The real mistake was to believe that Colonel Gaddafi’s fall would give oxygen to the truth. Instead, in the blood and the mire, there’s a big carpet being unfurled, and a lot of sweeping going on. On this point, I am liable to sound repetitive: why isn’t Moussa Koussa under arrest?

More particularly: why has he not been taken into custody by officers from Dumfries and Galloway? Students of the Treaty of Union may take another view, but I thought – certainly in the case of Megrahi – that Scots law held sway. So why has our Crown Office been “negotiating” with the Foreign Office over this witness, of all witnesses?

Saif Gaddafi, heir to idiocy, says there are no secrets. Washington and London, he tells the BBC, know all there is to know about Lockerbie. Scotland’s lawyers, some of them, know exactly what he means. But Scotland’s people have been given no such advantages.

What was asked of Koussa? That’s not a complicated, nor legally compromised, question. Having won London’s sanction – ignoring questions of jurisdiction – what followed? Just state the question, or the area of inquiry: we have a right to know. Disclosure is in no sense prejudicial to a possible trial, far less to a public inquiry.

The obvious fact is this: “Gaddafi did it” is not the point. The safety of a conviction, and the apparent suborning of a legal system by security services is another, bigger, deal. Cockburn wouldn’t have sat still for it. Brian Fitzpatrick prefers a lesser prose.

You have to ask yourself: why does it still matter, and matter so much, to those who promenade around Parliament Hall? Why does it still, after all these years, infect every party? You might have thought that an SNP Government would be rushing to settle the Lockerbie business, if only to discomfit Labour placemen and Tory hacks. No chance.

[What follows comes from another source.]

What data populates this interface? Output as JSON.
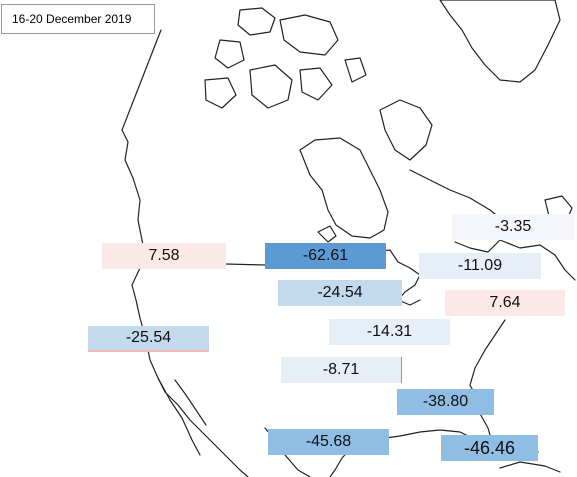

Three hundred and odd strollers in the Faculty count for more, in Scottish public life, than any other constituency. Which is odd. Lockerbie wasn’t their doing. They did not infect the evidence. They didn’t nobble the politicians, or write the editorials, nor do a squalid deal in the desert. They were legal cabs for hire.

Henry Cockburn saw them coming. I don’t even know if Memorials of His Time is in print. Still, the good judge had witty things to say about small countries and the profession of principle. The reason we don’t know about Lockerbie is this: the lawyers don’t like it. And they respond to argument by any means necessary.

How come? What worries them so much? Why has there been no public inquiry? Who – pace Fitzpatrick – would be harmed? Why isn’t Koussa under close arrest? Why does the Government of Scotland, another party to the safety of an absurd conviction, fail to assert the rights of an independent legal code?

So: is Brian Fitzpatrick supporting a properly independent public inquiry into all that befell the Lockerbie prosecutions? He doesn’t quite say as much. Why not? Instead, he seems to believe that anyone in doubt over the independence of our legal system has fallen in with “a tribe”.

I’d be interested in a test case. What would one propose, tomorrow, as a paid defence – with an SCCRC judgment to hand – for Megrahi? And how would the betting go, up at the courts, around the dockets, or by the Shirra’s seat, for that one?

Cockburn said: “In the abuses of our representative and municipal systems alone, our predecessors have left us fields in which patriotism may exhaust itself”. Two hundred and seventy were murdered, and still we fail them.

[Coincidentally (?) the Lallands Peat Worrier blog today features a post on Cockburn, one of my Scottish legal heroes.]